I’ll skip a track-by-track analysis since ErikG already has that covered below, but I do have to mention a couple of numbers. The second track, titled “Julie Laughs No More”, is the best example of the “not Candlemass” material. Speed it up a bit more and you’d have something that could slide right into a Stratovarius album. Again, not traditional Candlemass, but it’s still a good song. The real winner, though, is “Where the Runes Still Speak”. Seriously, this thing just crushes everything in its path like an out-of-control cement truck. Easily a candidate for the best thing Candlemass ever recorded, the song contains a mindblowing performance from Vikstrom. Even if you’ve heard some of the other songs on here and hated them, give this one a try. It’s that good, just about worth the price of the CD by itself.

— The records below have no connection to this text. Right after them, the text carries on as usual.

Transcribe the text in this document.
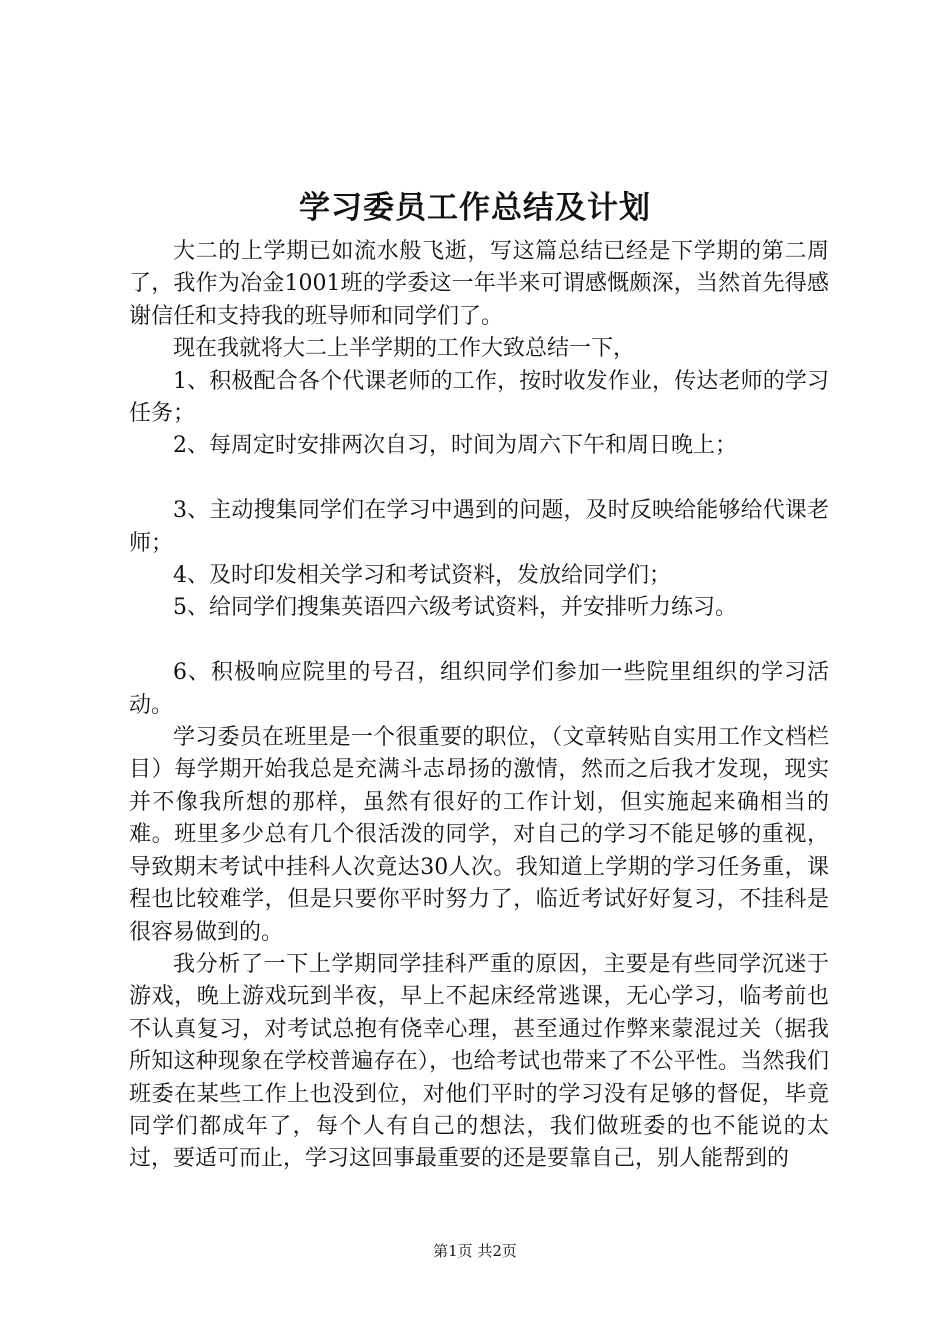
学习委员工作总结及计划

大二的上学期已如流水般飞逝，写这篇总结已经是下学期的第二周了，我作为冶金1001班的学委这一年半来可谓感慨颇深，当然首先得感谢信任和支持我的班导师和同学们了。

现在我就将大二上半学期的工作大致总结一下，

1、积极配合各个代课老师的工作，按时收发作业，传达老师的学习任务；

2、每周定时安排两次自习，时间为周六下午和周日晚上；

3、主动搜集同学们在学习中遇到的问题，及时反映给能够给代课老师；

4、及时印发相关学习和考试资料，发放给同学们；

5、给同学们搜集英语四六级考试资料，并安排听力练习。

6、积极响应院里的号召，组织同学们参加一些院里组织的学习活动。

学习委员在班里是一个很重要的职位，（文章转贴自实用工作文档栏目）每学期开始我总是充满斗志昂扬的激情，然而之后我才发现，现实并不像我所想的那样，虽然有很好的工作计划，但实施起来确相当的难。班里多少总有几个很活泼的同学，对自己的学习不能足够的重视，导致期末考试中挂科人次竟达30人次。我知道上学期的学习任务重，课程也比较难学，但是只要你平时努力了，临近考试好好复习，不挂科是很容易做到的。

我分析了一下上学期同学挂科严重的原因，主要是有些同学沉迷于游戏，晚上游戏玩到半夜，早上不起床经常逃课，无心学习，临考前也不认真复习，对考试总抱有侥幸心理，甚至通过作弊来蒙混过关（据我所知这种现象在学校普遍存在），也给考试也带来了不公平性。当然我们班委在某些工作上也没到位，对他们平时的学习没有足够的督促，毕竟同学们都成年了，每个人有自己的想法，我们做班委的也不能说的太过，要适可而止，学习这回事最重要的还是要靠自己，别人能帮到的

第1页 共2页
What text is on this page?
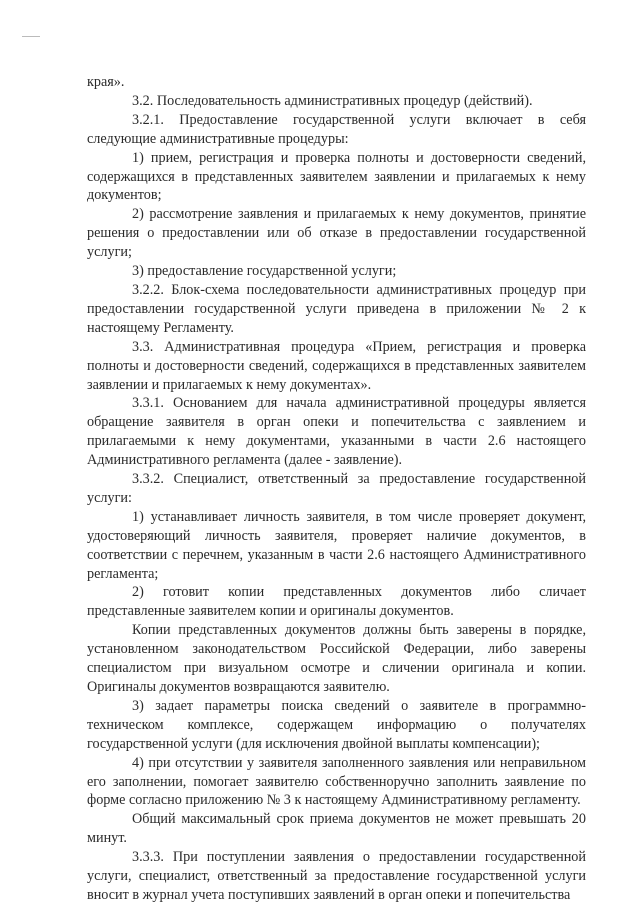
края».

3.2. Последовательность административных процедур (действий).

3.2.1. Предоставление государственной услуги включает в себя следующие административные процедуры:

1) прием, регистрация и проверка полноты и достоверности сведений, содержащихся в представленных заявителем заявлении и прилагаемых к нему документов;

2) рассмотрение заявления и прилагаемых к нему документов, принятие решения о предоставлении или об отказе в предоставлении государственной услуги;

3) предоставление государственной услуги;

3.2.2. Блок-схема последовательности административных процедур при предоставлении государственной услуги приведена в приложении № 2 к настоящему Регламенту.

3.3. Административная процедура «Прием, регистрация и проверка полноты и достоверности сведений, содержащихся в представленных заявителем заявлении и прилагаемых к нему документах».

3.3.1. Основанием для начала административной процедуры является обращение заявителя в орган опеки и попечительства с заявлением и прилагаемыми к нему документами, указанными в части 2.6 настоящего Административного регламента (далее - заявление).

3.3.2. Специалист, ответственный за предоставление государственной услуги:

1) устанавливает личность заявителя, в том числе проверяет документ, удостоверяющий личность заявителя, проверяет наличие документов, в соответствии с перечнем, указанным в части 2.6 настоящего Административного регламента;

2) готовит копии представленных документов либо сличает представленные заявителем копии и оригиналы документов.

Копии представленных документов должны быть заверены в порядке, установленном законодательством Российской Федерации, либо заверены специалистом при визуальном осмотре и сличении оригинала и копии. Оригиналы документов возвращаются заявителю.

3) задает параметры поиска сведений о заявителе в программно-техническом комплексе, содержащем информацию о получателях государственной услуги (для исключения двойной выплаты компенсации);

4) при отсутствии у заявителя заполненного заявления или неправильном его заполнении, помогает заявителю собственноручно заполнить заявление по форме согласно приложению № 3 к настоящему Административному регламенту.

Общий максимальный срок приема документов не может превышать 20 минут.

3.3.3. При поступлении заявления о предоставлении государственной услуги, специалист, ответственный за предоставление государственной услуги вносит в журнал учета поступивших заявлений в орган опеки и попечительства
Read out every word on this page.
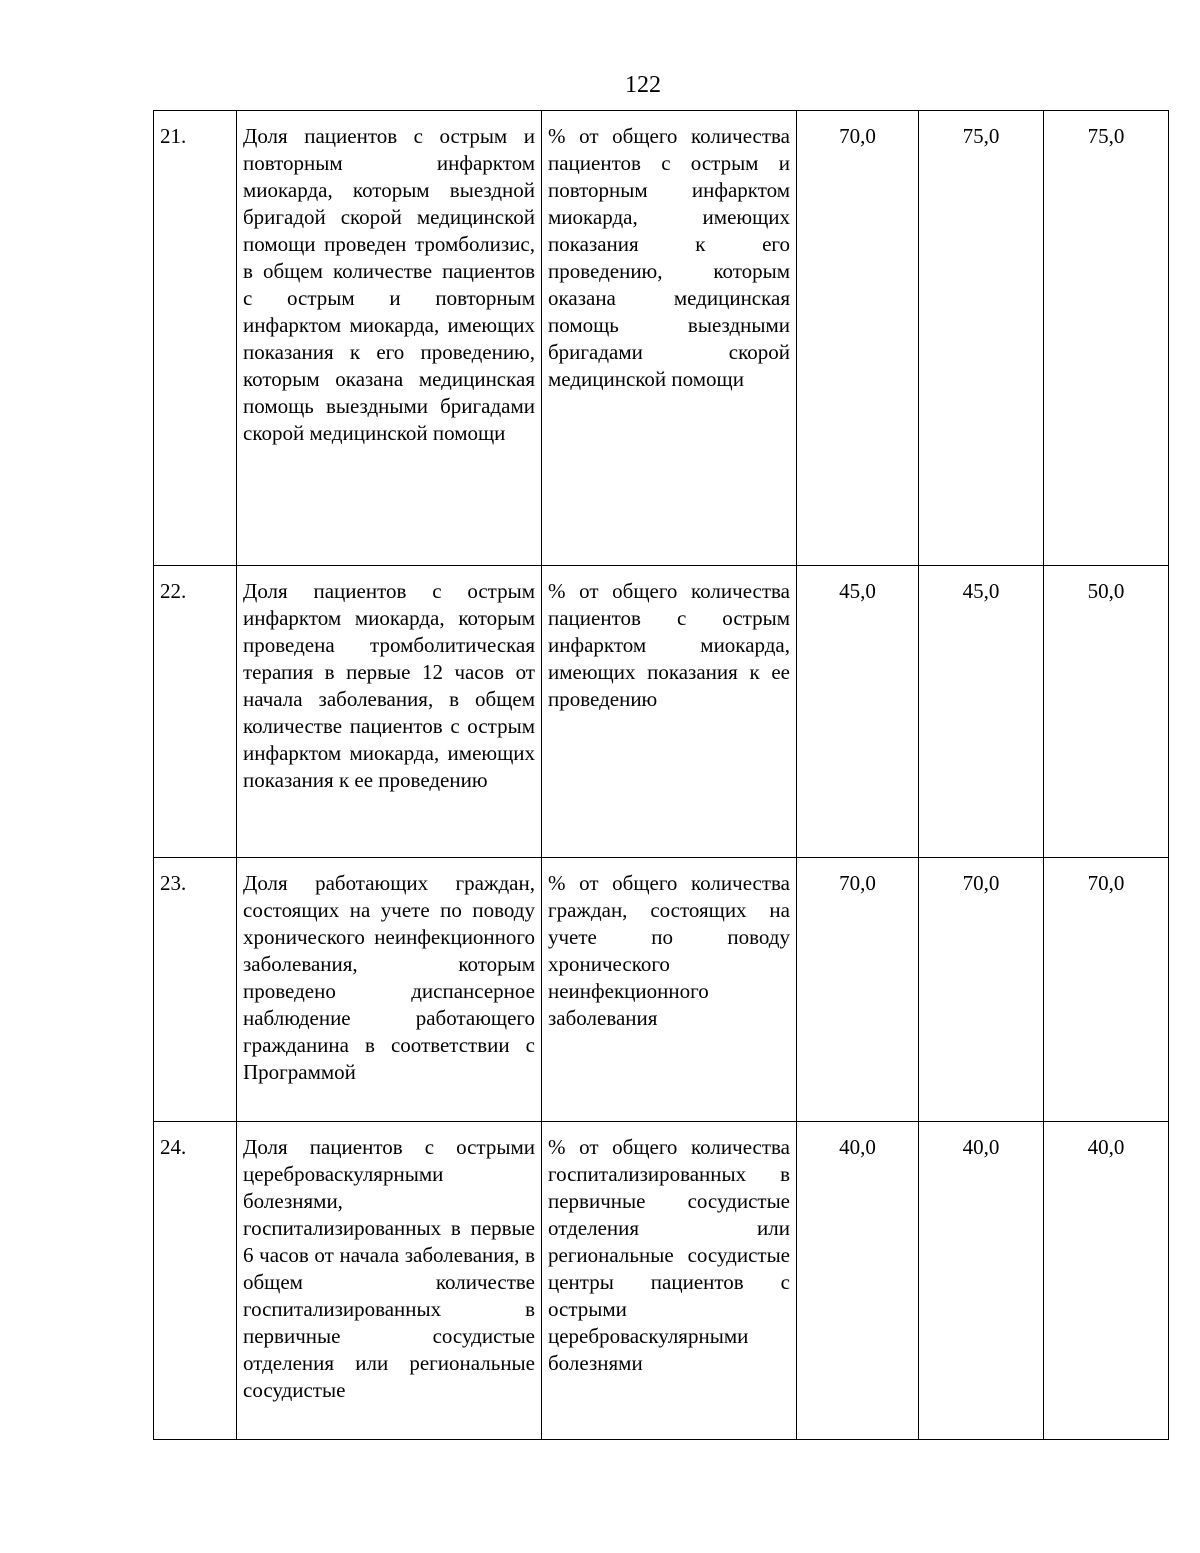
122
21.	Доля пациентов с острым и повторным инфарктом миокарда, которым выездной бригадой скорой медицинской помощи проведен тромболизис, в общем количестве пациентов с острым и повторным инфарктом миокарда, имеющих показания к его проведению, которым оказана медицинская помощь выездными бригадами скорой медицинской помощи	% от общего количества пациентов с острым и повторным инфарктом миокарда, имеющих показания к его проведению, которым оказана медицинская помощь выездными бригадами скорой медицинской помощи	70,0	75,0	75,0
22.	Доля пациентов с острым инфарктом миокарда, которым проведена тромболитическая терапия в первые 12 часов от начала заболевания, в общем количестве пациентов с острым инфарктом миокарда, имеющих показания к ее проведению	% от общего количества пациентов с острым инфарктом миокарда, имеющих показания к ее проведению	45,0	45,0	50,0
23.	Доля работающих граждан, состоящих на учете по поводу хронического неинфекционного заболевания, которым проведено диспансерное наблюдение работающего гражданина в соответствии с Программой	% от общего количества граждан, состоящих на учете по поводу хронического неинфекционного заболевания	70,0	70,0	70,0
24.	Доля пациентов с острыми цереброваскулярными болезнями, госпитализированных в первые 6 часов от начала заболевания, в общем количестве госпитализированных в первичные сосудистые отделения или региональные сосудистые	% от общего количества госпитализированных в первичные сосудистые отделения или региональные сосудистые центры пациентов с острыми цереброваскулярными болезнями	40,0	40,0	40,0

Otherwise things are ship-shape, really. Production’s in line with their past works, and Edling still has it in terms of writing and riff playing. The bass and drums are about as expected, meaning solid but unspectacular. Candlemass have quite a history, and their post-1989 stuff often times is wholly dismissed as not being worthy of the band’s name. That may be so for some of the later albums, but give Chapter VI a try before forgetting it. It’s not Nightfall by any stretch, but for what it is – that being old Candlemass fused with some power metal – it’s very good.